Clarity: Almost all diamonds contain minute imperfections which are traces of the crystal’s natural formation. Most require magnification to become apparent and are not discernible to the naked eye. They are called inclusions, (not ‘carbon spots’ – diamonds are all carbon, so a spot of carbon in carbon isn’t factually correct). They are the gems fingerprint that make every diamond unique. The fewer there are, the rarer the stone will be. Clarity, therefore, indicates the extent to which the diamond you purchase is free of these natural phenomena.
Colour Although most diamonds appear to be colourless, others can contain increasing tinges of colour usually yellow and to a lesser extent, brown.
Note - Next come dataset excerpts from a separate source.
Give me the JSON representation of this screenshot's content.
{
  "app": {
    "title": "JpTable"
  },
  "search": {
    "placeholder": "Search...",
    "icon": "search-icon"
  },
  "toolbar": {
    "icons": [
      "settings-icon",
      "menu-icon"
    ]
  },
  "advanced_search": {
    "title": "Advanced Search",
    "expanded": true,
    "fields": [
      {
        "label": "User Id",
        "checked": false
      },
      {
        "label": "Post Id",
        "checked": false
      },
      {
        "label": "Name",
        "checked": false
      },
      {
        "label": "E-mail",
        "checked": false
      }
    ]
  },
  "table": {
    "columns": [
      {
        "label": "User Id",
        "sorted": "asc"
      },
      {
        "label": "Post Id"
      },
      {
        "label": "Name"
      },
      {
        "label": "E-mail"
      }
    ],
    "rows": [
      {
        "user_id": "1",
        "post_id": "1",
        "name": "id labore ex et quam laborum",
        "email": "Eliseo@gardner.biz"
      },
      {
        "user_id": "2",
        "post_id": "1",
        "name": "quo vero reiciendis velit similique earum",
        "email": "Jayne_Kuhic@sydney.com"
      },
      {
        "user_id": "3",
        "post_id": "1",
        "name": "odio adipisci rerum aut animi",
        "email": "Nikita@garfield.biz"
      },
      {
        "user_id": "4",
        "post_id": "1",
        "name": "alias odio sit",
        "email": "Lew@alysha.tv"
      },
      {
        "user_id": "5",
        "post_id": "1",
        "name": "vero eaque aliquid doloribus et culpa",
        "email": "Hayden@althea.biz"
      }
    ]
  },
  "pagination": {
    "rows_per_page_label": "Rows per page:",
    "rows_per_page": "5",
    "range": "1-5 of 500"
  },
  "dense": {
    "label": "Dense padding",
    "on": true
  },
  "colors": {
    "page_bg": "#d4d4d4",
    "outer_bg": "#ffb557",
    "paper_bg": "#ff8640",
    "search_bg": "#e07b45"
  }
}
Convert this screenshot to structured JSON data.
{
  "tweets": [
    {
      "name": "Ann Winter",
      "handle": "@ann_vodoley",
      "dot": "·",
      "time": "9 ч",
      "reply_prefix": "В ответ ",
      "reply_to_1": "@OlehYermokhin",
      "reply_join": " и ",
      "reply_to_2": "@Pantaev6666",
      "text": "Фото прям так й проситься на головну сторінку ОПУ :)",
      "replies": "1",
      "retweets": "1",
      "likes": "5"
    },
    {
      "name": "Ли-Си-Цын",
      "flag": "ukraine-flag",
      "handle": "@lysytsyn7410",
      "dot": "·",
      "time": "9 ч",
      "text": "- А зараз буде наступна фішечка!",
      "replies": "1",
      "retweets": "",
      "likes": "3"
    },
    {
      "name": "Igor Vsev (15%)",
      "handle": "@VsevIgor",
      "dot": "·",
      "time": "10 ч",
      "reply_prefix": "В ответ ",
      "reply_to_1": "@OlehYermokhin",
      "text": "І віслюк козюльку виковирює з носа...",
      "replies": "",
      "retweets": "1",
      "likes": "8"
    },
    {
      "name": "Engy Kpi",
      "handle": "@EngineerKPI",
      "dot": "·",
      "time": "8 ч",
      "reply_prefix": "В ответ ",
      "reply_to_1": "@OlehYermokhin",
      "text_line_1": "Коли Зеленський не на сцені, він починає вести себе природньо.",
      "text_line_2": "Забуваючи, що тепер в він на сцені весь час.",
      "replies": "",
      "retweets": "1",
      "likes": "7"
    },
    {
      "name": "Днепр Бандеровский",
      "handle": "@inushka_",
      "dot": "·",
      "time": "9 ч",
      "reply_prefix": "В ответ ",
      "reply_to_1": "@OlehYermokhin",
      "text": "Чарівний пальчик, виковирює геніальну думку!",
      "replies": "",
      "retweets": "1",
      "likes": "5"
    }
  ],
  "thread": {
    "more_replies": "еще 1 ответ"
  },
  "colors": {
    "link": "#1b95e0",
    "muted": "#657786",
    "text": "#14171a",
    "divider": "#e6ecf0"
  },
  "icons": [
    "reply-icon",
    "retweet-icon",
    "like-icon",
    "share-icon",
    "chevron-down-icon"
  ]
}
The most valuable of all diamonds are the coloured diamonds, which can come in greens, blues, pinks, oranges, and reds. These are arguably the most rare and valuable of all precious stones, and the most stunning in brilliance and colour.
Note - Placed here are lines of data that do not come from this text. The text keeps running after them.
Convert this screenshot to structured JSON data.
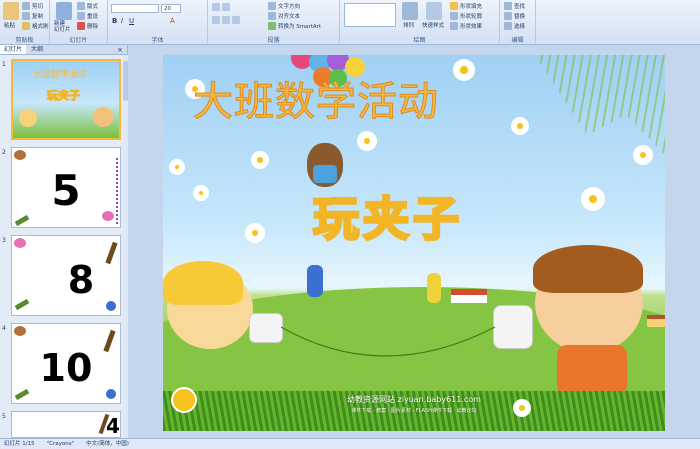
{
  "ribbon": {
    "clipboard": {
      "paste": "粘贴",
      "cut": "剪切",
      "copy": "复制",
      "format_painter": "格式刷",
      "label": "剪贴板"
    },
    "slides": {
      "new_slide": "新建\n幻灯片",
      "layout": "版式",
      "reset": "重设",
      "delete": "删除",
      "label": "幻灯片"
    },
    "font": {
      "size": "20",
      "label": "字体"
    },
    "paragraph": {
      "text_direction": "文字方向",
      "align_text": "对齐文本",
      "smartart": "转换为 SmartArt",
      "label": "段落"
    },
    "drawing": {
      "arrange": "排列",
      "quick_styles": "快速样式",
      "shape_fill": "形状填充",
      "shape_outline": "形状轮廓",
      "shape_effects": "形状效果",
      "label": "绘图"
    },
    "editing": {
      "find": "查找",
      "replace": "替换",
      "select": "选择",
      "label": "编辑"
    }
  },
  "left_pane": {
    "tabs": [
      "幻灯片",
      "大纲"
    ],
    "close": "×",
    "slides": [
      {
        "num": "1",
        "big": ""
      },
      {
        "num": "2",
        "big": "5"
      },
      {
        "num": "3",
        "big": "8"
      },
      {
        "num": "4",
        "big": "10"
      },
      {
        "num": "5",
        "big": "4"
      }
    ]
  },
  "slide": {
    "title": "大班数学活动",
    "subtitle": "玩夹子",
    "footer": "幼教资源网站 ziyuan.baby611.com",
    "footer_small": "课件下载 · 教案 · 图片素材 · FLASH课件下载 · 幼教论坛"
  },
  "status": {
    "slide_counter": "幻灯片 1/15",
    "theme": "\"Crayons\"",
    "language": "中文(简体，中国)"
  },
  "colors": {
    "accent": "#f5b841",
    "ribbon": "#d4e1f3",
    "selection": "#f4b93a"
  }
}
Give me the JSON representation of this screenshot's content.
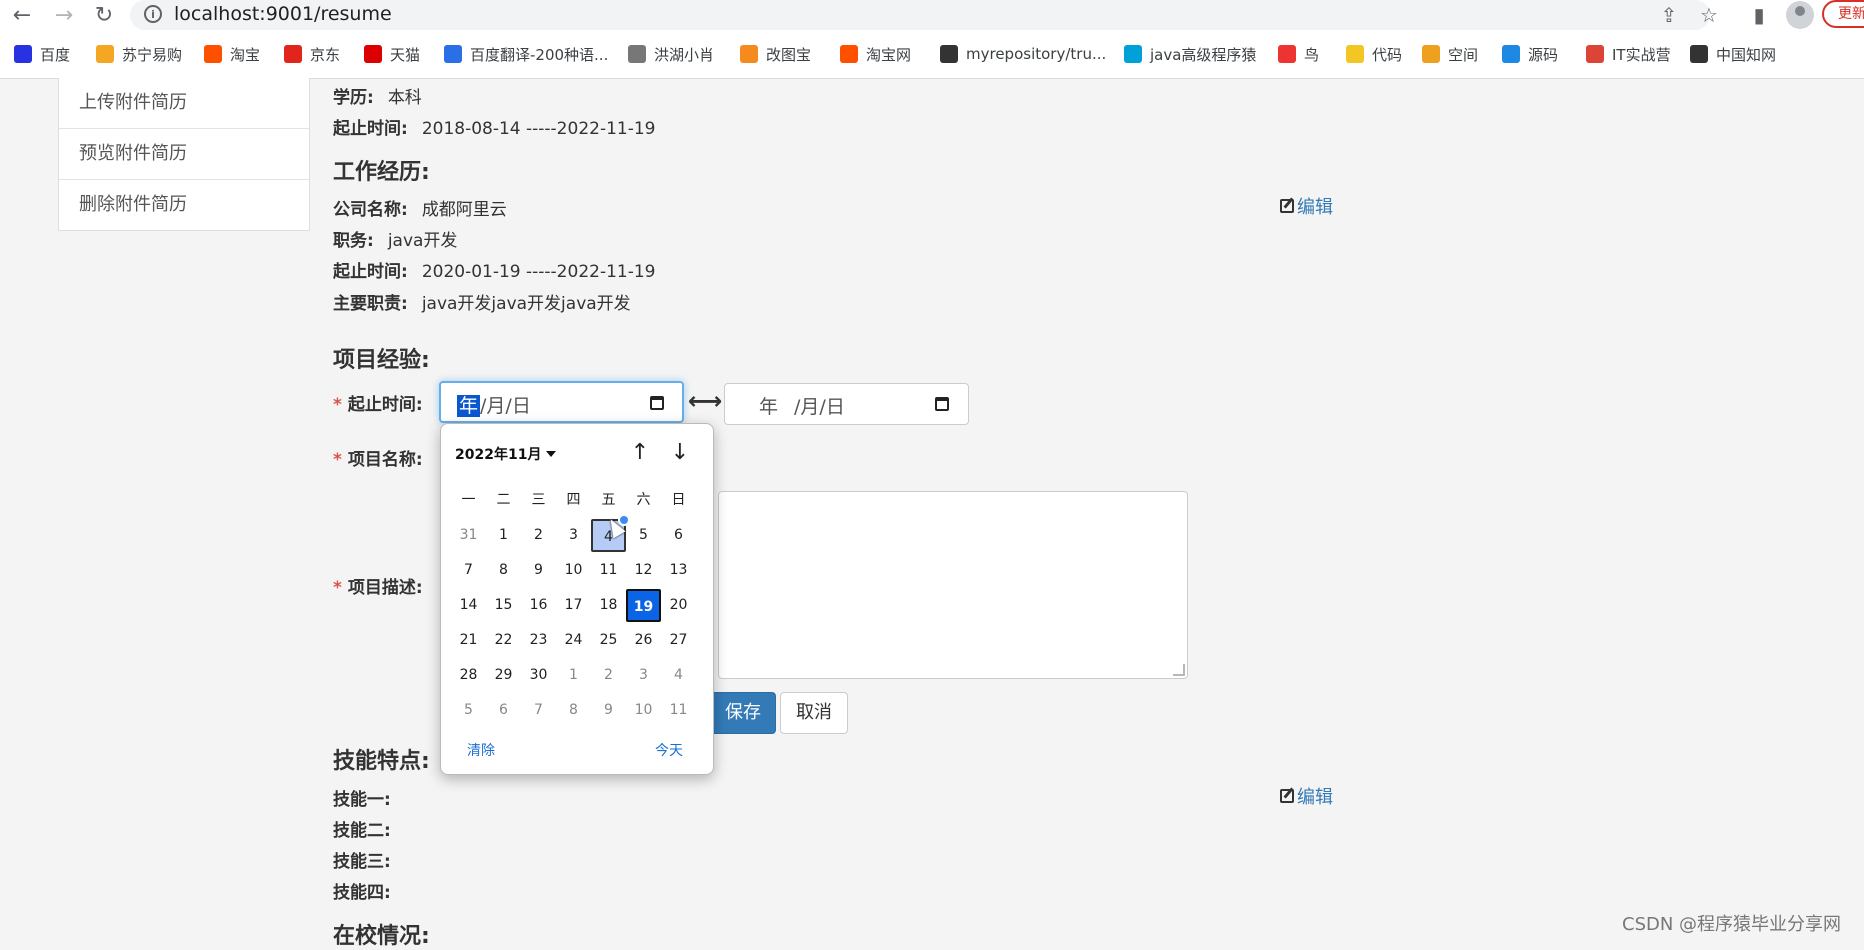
{
  "browser": {
    "url": "localhost:9001/resume",
    "update_label": "更新",
    "bookmarks": [
      {
        "label": "百度",
        "icon": "baidu-icon",
        "color": "#2932e1"
      },
      {
        "label": "苏宁易购",
        "icon": "suning-icon",
        "color": "#f5a623"
      },
      {
        "label": "淘宝",
        "icon": "taobao-icon",
        "color": "#ff5000"
      },
      {
        "label": "京东",
        "icon": "jd-icon",
        "color": "#e1251b"
      },
      {
        "label": "天猫",
        "icon": "tmall-icon",
        "color": "#d00"
      },
      {
        "label": "百度翻译-200种语...",
        "icon": "translate-icon",
        "color": "#2b6fe7"
      },
      {
        "label": "洪湖小肖",
        "icon": "bird-icon",
        "color": "#777"
      },
      {
        "label": "改图宝",
        "icon": "gaitubao-icon",
        "color": "#f58b1f"
      },
      {
        "label": "淘宝网",
        "icon": "taobao-icon",
        "color": "#ff5000"
      },
      {
        "label": "myrepository/tru...",
        "icon": "chrome-icon",
        "color": "#333"
      },
      {
        "label": "java高级程序猿",
        "icon": "bilibili-icon",
        "color": "#00a1d6"
      },
      {
        "label": "鸟",
        "icon": "bird-icon",
        "color": "#e33"
      },
      {
        "label": "代码",
        "icon": "code-icon",
        "color": "#f3c623"
      },
      {
        "label": "空间",
        "icon": "qzone-icon",
        "color": "#f0a020"
      },
      {
        "label": "源码",
        "icon": "fish-icon",
        "color": "#1e88e5"
      },
      {
        "label": "IT实战营",
        "icon": "chrome-icon",
        "color": "#db4437"
      },
      {
        "label": "中国知网",
        "icon": "cnki-icon",
        "color": "#333"
      }
    ]
  },
  "sidebar": {
    "items": [
      "上传附件简历",
      "预览附件简历",
      "删除附件简历"
    ]
  },
  "education": {
    "degree_label": "学历:",
    "degree_value": "本科",
    "time_label": "起止时间:",
    "time_value": "2018-08-14 -----2022-11-19"
  },
  "work": {
    "title": "工作经历:",
    "company_label": "公司名称:",
    "company_value": "成都阿里云",
    "position_label": "职务:",
    "position_value": "java开发",
    "time_label": "起止时间:",
    "time_value": "2020-01-19 -----2022-11-19",
    "duty_label": "主要职责:",
    "duty_value": "java开发java开发java开发",
    "edit_label": "编辑"
  },
  "project": {
    "title": "项目经验:",
    "time_label": "起止时间:",
    "name_label": "项目名称:",
    "desc_label": "项目描述:",
    "start_date": {
      "year": "年",
      "rest": "/月/日"
    },
    "end_date": {
      "year": "年",
      "rest": "/月/日"
    },
    "save_label": "保存",
    "cancel_label": "取消"
  },
  "calendar": {
    "month_label": "2022年11月",
    "weekdays": [
      "一",
      "二",
      "三",
      "四",
      "五",
      "六",
      "日"
    ],
    "days": [
      [
        "31",
        "1",
        "2",
        "3",
        "4",
        "5",
        "6"
      ],
      [
        "7",
        "8",
        "9",
        "10",
        "11",
        "12",
        "13"
      ],
      [
        "14",
        "15",
        "16",
        "17",
        "18",
        "19",
        "20"
      ],
      [
        "21",
        "22",
        "23",
        "24",
        "25",
        "26",
        "27"
      ],
      [
        "28",
        "29",
        "30",
        "1",
        "2",
        "3",
        "4"
      ],
      [
        "5",
        "6",
        "7",
        "8",
        "9",
        "10",
        "11"
      ]
    ],
    "dim_cells": [
      [
        0,
        0
      ],
      [
        4,
        3
      ],
      [
        4,
        4
      ],
      [
        4,
        5
      ],
      [
        4,
        6
      ],
      [
        5,
        0
      ],
      [
        5,
        1
      ],
      [
        5,
        2
      ],
      [
        5,
        3
      ],
      [
        5,
        4
      ],
      [
        5,
        5
      ],
      [
        5,
        6
      ]
    ],
    "today_cell": [
      2,
      5
    ],
    "hover_cell": [
      0,
      4
    ],
    "clear_label": "清除",
    "today_label": "今天"
  },
  "skills": {
    "title": "技能特点:",
    "items": [
      "技能一:",
      "技能二:",
      "技能三:",
      "技能四:"
    ],
    "edit_label": "编辑"
  },
  "campus": {
    "title": "在校情况:"
  },
  "watermark": "CSDN @程序猿毕业分享网"
}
Cut (Make) Of all the 4 C’s, cut is the one most directly influenced by man. The other three are dictated by the way they were made, either by being formed above or below ground. The cut or make of a diamond will dramatically influence its fire and sparkle, for it is the diamond cutter’s skill that releases its beauty. A good cut can increase a diamonds value up to 50% over a poorer cut of similar weight, colour and clarity. It is the cut that enables a diamond to make the best use of light. The proportions of a brilliant (round) cut diamond have been developed over 100 years to give a diamond its fire. Every facet must be within a certain tolerance. If a diamond is cut to ‘ideal’ or ‘Excellent’ proportions, then it will have fire as all the light coming into the stone is reflected back out at the viewer’s eye. If a diamond is cut too deep, some light will be lost through the opposite side of the pavilion or bottom. If the cut is too shallow, light escapes through the pavilion or bottom before it can be reflected.
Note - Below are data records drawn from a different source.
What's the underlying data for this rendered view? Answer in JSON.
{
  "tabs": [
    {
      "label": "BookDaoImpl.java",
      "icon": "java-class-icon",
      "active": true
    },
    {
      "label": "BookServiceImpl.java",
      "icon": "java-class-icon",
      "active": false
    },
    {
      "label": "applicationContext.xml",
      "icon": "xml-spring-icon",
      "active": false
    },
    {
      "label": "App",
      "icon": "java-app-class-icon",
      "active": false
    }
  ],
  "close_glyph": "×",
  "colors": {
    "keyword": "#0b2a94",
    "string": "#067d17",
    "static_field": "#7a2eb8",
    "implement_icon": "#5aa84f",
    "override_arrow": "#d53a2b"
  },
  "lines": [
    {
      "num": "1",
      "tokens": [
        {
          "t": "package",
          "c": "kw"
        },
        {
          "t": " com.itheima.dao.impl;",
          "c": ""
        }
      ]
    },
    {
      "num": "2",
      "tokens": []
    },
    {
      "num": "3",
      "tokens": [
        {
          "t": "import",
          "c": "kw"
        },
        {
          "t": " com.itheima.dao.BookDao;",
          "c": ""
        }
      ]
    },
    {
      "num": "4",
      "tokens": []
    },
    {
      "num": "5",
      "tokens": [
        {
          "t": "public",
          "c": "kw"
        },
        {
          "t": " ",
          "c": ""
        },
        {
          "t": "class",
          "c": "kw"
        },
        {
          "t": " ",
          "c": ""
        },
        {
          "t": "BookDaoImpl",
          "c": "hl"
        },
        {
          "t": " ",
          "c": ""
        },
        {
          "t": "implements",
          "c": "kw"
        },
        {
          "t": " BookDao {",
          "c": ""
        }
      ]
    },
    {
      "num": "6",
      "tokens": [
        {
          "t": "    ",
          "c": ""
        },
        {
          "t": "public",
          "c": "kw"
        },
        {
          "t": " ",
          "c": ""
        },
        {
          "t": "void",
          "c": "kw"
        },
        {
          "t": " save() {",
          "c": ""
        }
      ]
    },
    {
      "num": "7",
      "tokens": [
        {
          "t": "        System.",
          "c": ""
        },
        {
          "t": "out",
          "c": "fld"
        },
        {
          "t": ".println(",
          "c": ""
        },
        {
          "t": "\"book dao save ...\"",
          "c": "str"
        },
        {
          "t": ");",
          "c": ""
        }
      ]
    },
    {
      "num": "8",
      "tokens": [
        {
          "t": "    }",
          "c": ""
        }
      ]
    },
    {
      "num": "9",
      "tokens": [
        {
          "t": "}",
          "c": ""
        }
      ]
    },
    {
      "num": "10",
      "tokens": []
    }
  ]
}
Tips when purchasing a diamond

All grading factors of a diamond are important, and none can be taken in isolation. You could buy a D colour, Flawless diamond, but if the cut is poor then it will be dull and lifeless – but a well-cut diamond which is I2 Clarity and J colour will have its brilliance affected by the low colour and clarity. We recommend quality over quantity every time. Don’t get too ‘caught up’ by wanting a 1 carat, or half carat diamond, regardless of the quality. We will let you into a secret, the diameter – remember that’s what you actually see – between a 0.43 carat and a 0.50 carat diamond could be a matter of 0.02 mm, but the price could be significantly higher for the 0.50 carat. Rather than compromising on a lower grade 0.50 carat diamond, it is better to go for a high-grade diamond that is slightly lighter in colour. We suggest trying to get good colour and cut, an F-H or higher and a Very Good or higher make. If the diamond is a 0.50ct (or close to), SI1 – SI2 is quite good for clarity, but if 0.75ct or higher we suggest you select a VS2 clarity or higher, because, as the table area increases in size it makes it easier to see the inclusions. We recommend you consider diamonds of higher than I colour, and avoid I1, I2 and I3 clarity, if quality is important to you. Low clarity in diamonds affects the brilliance of a diamond no matter how well it is cut. After all, if a diamond doesn’t sparkle with fire, why bother? At Adamastar, we prefer not sell diamonds lower than SI2 clarity or I colour. These details are a brief overview. Diamond grading and gemmology are a full-time profession that requires many years of study. While it helps to know the factors that affect price and quality, you must still rely on professionals.